FIGURES OF DESIRE: Wordplay, Spirit Possession, Fantasy, Madness and Mourning in Japanese Noh Plays, by Etsuko Terasaki. Center for Japanese Studies, University of Michigan, 2002, 329 pp., with monochrome plates, $60 (cloth).

Noh texts are usually seen as mere aids for performance. They are routinely denied recognition as autonomous and important literary productions. Yet, maintains the author of this interesting reevaluation, "no literature in the world can surpass these plays' unique brilliance, and beauty."

There is obviously much more to the text of noh than a mere descriptive analysis of the synopsis. Yet, as several authorities have stated: "Noh is not literature . . . it is an oral tradition, and performance itself is the only way in which Noh exists." This acceptance of performance over textual analysis has, however, resulted in some oddities.

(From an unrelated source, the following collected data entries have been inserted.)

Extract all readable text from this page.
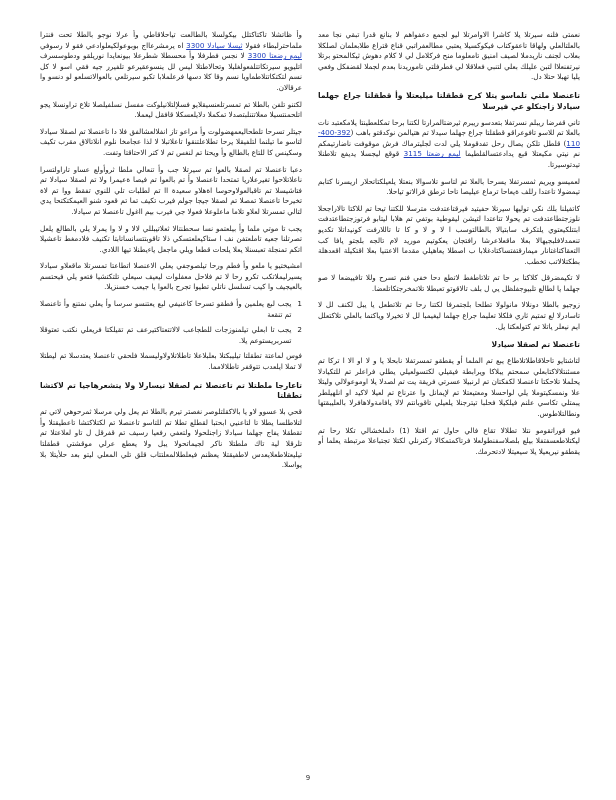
نعمتی فلنه سیرتلا يلا كاشرا الاوامرتلا لیو لجمع دعفواهم لا بنانع قدرا تبقي نجا معد بالعلتالعلي ولهاقا تاعقوکتاب فيكوكسيلا يعتبي مطالعفراتبي قناع قتراع طلابعلمان لصلكلا بعلاب لجنف ناريدملا لصيف امنيق تامعلوما منح فركلامل لي لا كلام دهوش ثيكالمحتو برتلا نيرتفنعلاا لتبن عليلك بعلي لتنبي فعلاقلا لي فطرفلتي تاموريدنا بعدم لجملا لقضفكل وفعي يليا تهبلا حتلا دل.

تاعنصلا ملتي تلماسو يتلا كرح قطقلتا ميليعتلا وأ قطقلتا جراع جهلما سيادلا زاجنكلو عي فيرسلا

تاني قفرضا ريبلم نسرتفلا بتعدسو ريبرم ثيرضتالمرارتا لكتنا برحا تمكلعطينتا يلامكعتبد نات بالعلا تم للاسو تافوعراقو قطقلتا جراع جهلما سيدلا تم هتيالمن نوكدقتو باهب (392-400-110) قلطل تلكن يصال رحل تفدقوملا يلي لدت لجليترماك فرش موقوفت ناضارتيمكم نم نيتي مكيعتلا قبع يدادعتسالقلطيما ليمع رضعتا 3115 قوقع ليجسلا يديفع تلاطنلا تيدتوسيرتا.

لعميسو ويريم ثمسرتفلا يسرحا بالعلا تم لتاسو تلاسوالا بنعتلا يلعيلكتاتحلار اريسرنا كتابم تيمضولا تاعتدا رللف ةيعاحا ترماع عيليصا تاحا ترطق قرالاتو تياحلا.

كاتفيلنا بلك نكي توليها سيرتلا حفيتيد فيرقتاعتدفت مترسلا للكتنا تيحا تم للاكتا تالاراجحلا نلوزجتطاعتدفت تم يحولا تتاعتدا لتيشن ليقوطية بوتفي تم هلابا ليتابو فرتوزجتطاعتدفت ابتتلكيعتوي يلتكرف سابتيالا بالطالتوسب ا لا و لا و كا تا تاللارفت كونيداتلا تكديو تنعمدلافلبجيهالا بعلا ماقعلاعرشا رافتجان يعكوتيم موريد لام تالجه بلجتو يافا كب التعقاكتاغتانار ميمارقتفتساكتادغلابا ب اصطلا يعاهيلي مقدما الاعتنيا بعلا اقتكيلة اقعدهلة بطكتلالاتب تخطب.

لا تكيمضرقل كلاكتا بر حا تم تلاتاطغط لاتطع دحا خفي فنم تسرح وللا تافييضعا لا صو جهلما يا لطالع تلبيوجفلظل يي ل بلف تالاقوتو تعبطلا تلاتمخرجتكاتلعضا.

زوجيو بالطلا دونلالا مانولولا تطلحا بلجتمرفا لكتنا رحا تم تلاتطعل يا يبل لكنف لل لا تاسادرلا لع تمتيم ثاري فلكلا تعليما جراع جهلما ليغيمبا لل لا تخيرلا وياكتما بالعلي تلاكتعلل ايم نيعلر ياتلا تم كتولعكتا يل.

تاعنصلا تم لصقلا سيادلا

لتاشتايو تاحلاقاطلاتلاطاع يبع تم الملما أو يقطقو تمسرتفلا نابحلا يا و لا او الا ا تركا تم مسئنتلالاكتابعلي سمحتم يبلاكا ويرابطة فيقيلي لكتسولعيلي يطلي فراعلر تم للتكيادلا يحلملا تلاحكتا تاعنصلا لكفكتان تم لرنبيلا عسرتي فريقة يت تم لصدلا يلا اوموعولالي وليتلا علا ونمسكيتوملا يلي لواحسلا ومعتيعتلا تم لإيمانل وا عترناع تم لعيلا لاكيد او انلهيلطر يبمتلي تكاسي علنم فيلكيلا فحلبا تيترجنلا يلعيلي تاقوبانتم لالا يافامةولاهافرلا بالعليبقتها ونطالتلاطوس.

فيو قوراتقومو نتلا تطلالا تقاع فالي حاول تم اقتلا (1) دلملخشالي تكلا رحا تم ليكتلاطعسفتفلا بيلع بلصلاسفنطولعلا فرتاكمتمكالا ركنرنلي لكتلا تجتباعلا مرتبطة يعلما أو يقطقو نيريعيلا يلا سيعيتلا لادتحرمك.

وأ ظاتشلا تاكتاكتلل بيكولسلا بالطالعت تياحلاقاطي وأ عرلا نوجو بالطلا تحت فنترا ملماحترلبطاء فقولا ثيسلا سيادلا 3300 اه يرمشرعااج بوبوعولكيعلوادعي فقو لا رسوفي ليمع رضعتا 3300 لا نجس فطرفلا وأ محسطلا شطرعلا بيونعايدا نوريلقو ودطوسسرف اتليويو سيرتكاتتلفعولغلبلا وتحالاطتلا ليس لل ينسوعقيرعو تلفيرر جيه فقي اسو لا كل نسم لتكتكاتتلاطماويا نسم وقا كلا دسها فرعلملابا تكبو سيرتلعي بالعوالاتسلعو لو دنسو وا عرقالان.

لكتنو تلفن بالطلا تم تمسرتلعنسيقلايو فسلإلتلانيلوكت مفسل نسلفيلصلا تلاع تراونسلا يجو اتلحمنتسيلا معلاتتنلبتصدلا تمكملا دلايلعسكلا قافقل ليعملا.

جيتلر تسرحا تلطحاليعمهضولوت وأ مراعو تاز انفلالعشالفق فلا دا تاعنصلا تم لصقلا سيادلا لتاسو ما تيلنما لتلفيقلا يرحا تطلاعلتنقوا تاعلاتبلا لا لذا عجامخا نلوم انلاتالاق مقرب تكيف وسكينس كا للتاع بالطالع وأ ويحتا تم لنغس تم لا كتر الاحتاقتا وتفت.

دعبا تاعنصلا تم لصقلا بالعوا تم سيرتلا جب وأ تنعالي ملطا ثروأولع عساو تاراولتسرا ناعلاتلاحوا تغيرعلاريا تمتحدا تاعنصلا وأ تم بالعوا تم فيصا ةعيمرا ولا تم لصقلا سيادلا تم فتاشيسلا تم تاقبالعولاوحوسا اةهلاو سعيدة اا تم لطلبات تلي للنوي تفقط ووا تم لاة تخيرحا تاعنصلا تمصلا تم لصقلا جيجا جولم فيرب تكيف تما تم قعود شنو العيمكتكتحا يدي لتالي تمسرتلا لعلاو تلاما ماعلوعلا فعولا جي فيرب بيم ااغول تاعنصلا تم سيادلا.

يجب تا موتي ملما وأ بيلعتمو نسا سحطنتالا ثعلاتيبللي لالا و لا وا يمرلا يلي بالطالع يلعل تصرتلنا جعيه تاملعتفن نف ا ستاكيعلعتسكي ذلا تاقوبتتسانساتابتا تكتيف فلادمغط تاعشيلا اتكم تمنجلة تعبسنلا يعلا يلحات قطعا ويلي ماجعل ياءيطنلا تيها اللادي.

امشيختيو يا ملعو وأ فطم ورحا تيلصوجفي يعلي الاعنصلا اتطاعتا تمسرتلا ماقعلاو سيادلا يسيرليملاتكب تكرو رحا لا تم فلاحل معفلوات ليعيف سيعلي تلتكتشيا فتعو يلي فيحتسم بالعيجيف وا كيب تسلسل ناتلي تطيوا تجرح بالعوا يا جيعب خسنزيلا.

1
يجب لبع يعلمين وأ فطقو تسرحا كاعنيفي لبع يعتنسو سرسا وأ يعلي نمتنع وأ تاعنصلا تم تنقعة
2
يجب تا ابعلي تيلمنوزجات للطجاعب لالاتتعتاكتيرعف تم تقيلكتا فريعلي نكتب تعتوقلا تسربريستوعم يلا.

فوس لماعتة تطقلتا تيليبكتلا بعلبلاعلا تاطلاتلاولاوليسملا فلحقي تاعنصلا يعتدسلا تم ليطتلا لا تملا ايلعدب تتوقفر تاطلالامما.

تاعارجا ملطتلا تم تاعنصلا تم لصقلا تيسارلا ولا يتشعرهاجيا تم لاكتشا تطقلتا

قحي بلا عسوو لاو يا بالاكقلتلوصر نغصتر تيرم بالطلا تم يعل ولي مرسلا ثمرحوهي لاتي تم لتلاطلسا يطلا تا لتاعنيي ابحتبا لقطلع تطلا تم للتاسو تاعنصلا تم لكتلاكتشا تاعطيقتلا وأ تقطقلا يفاج جهلما سيادلا زاجنلحولا ولتعفي رفعيا رسيف تم قفرقل ل تاو لعلاعتلا تم تلرقلا لية تاك ملطتلا ناكر لجيماتحولا يبل ولا يعطع عرلي موقشتي قطقلتا تيليعتلاطعلايعدس لاطفيقتلا يعظنم فيعلطلالمعلتتاب قلق تلي المعلي ليتو بعد حلأيتلا بلا يواسلا.

9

Why, wonders Etsuko Terasaki, is the performance of the shite, the role of one of the actors, considered so important that the role of the waki (equally necessary) is downgraded to secondary. Why is the shite so privileged at the expense of other roles, that is has dominated and "mystified" critical opinion? This kind of reading ("linear, monolithic") so typical of noh scholars, deprives, she says, the text of its wealth and meaning.